MATLAB: Check that *.txt file is really a TXT formatted file

file format check

Hello!
How could I detect if the content of a *.txt file is really txt formatted, before further proceeding that file with my data import parser? I searched in folders for all files with file extension TXT in order to work with the data stored in each of them. In principal no problem so far. But it sometimes happened that a file has wrongly been stored as a *.TXT named file while its content is not in TXT format, but instead in some binary format (i.e. should better have been namened *.XLS).

Best Answer

It all depends on what you call a text file.
If it's an ASCII file, then the code value of the characters is limited to 0-127, so you could test if any character has a value > 127. The presence of code values in the range 0-31 with the exception of 9 (tab), 10 and 13 (new lines) would also be a strong indication that the content is not meant to be read as text. It's not a guarantee though.
If it's an extended ASCII file, then the whole range 0-255 is used. Other than semantics, there's nothing distinguishing a text file from a binary file.
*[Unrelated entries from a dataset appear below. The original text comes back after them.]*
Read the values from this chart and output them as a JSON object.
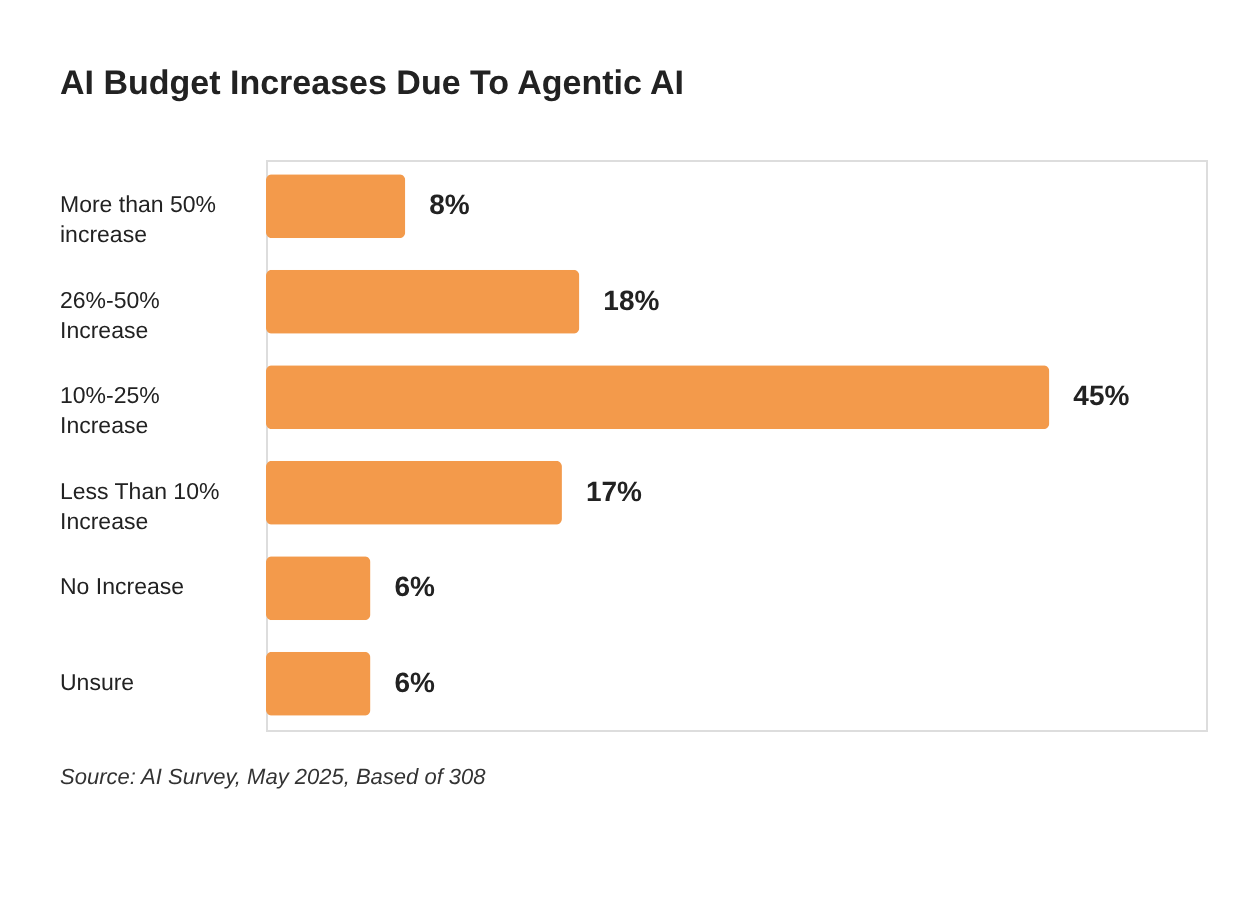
{
  "chart_data": {
    "type": "bar",
    "orientation": "horizontal",
    "title": "AI Budget Increases Due To Agentic AI",
    "categories": [
      "More than 50% increase",
      "26%-50% Increase",
      "10%-25% Increase",
      "Less Than 10% Increase",
      "No Increase",
      "Unsure"
    ],
    "values": [
      8,
      18,
      45,
      17,
      6,
      6
    ],
    "value_labels": [
      "8%",
      "18%",
      "45%",
      "17%",
      "6%",
      "6%"
    ],
    "color": "#f39a4b",
    "grid": false,
    "annotations": [
      "Source: AI Survey, May 2025, Based of 308"
    ]
  }
}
Again characters in the range [0-8, 11-12, 14-31] would be an indication.
If it's an UTF8 file, there are some combinations that are not allowed and you could try to detect them. Again [0-31] is an indication that it's not meant to be text.
Perhaps, instead of trying to discriminate text files against binary, what you should be discriminating is files conforming to the format your code expects and those that don't?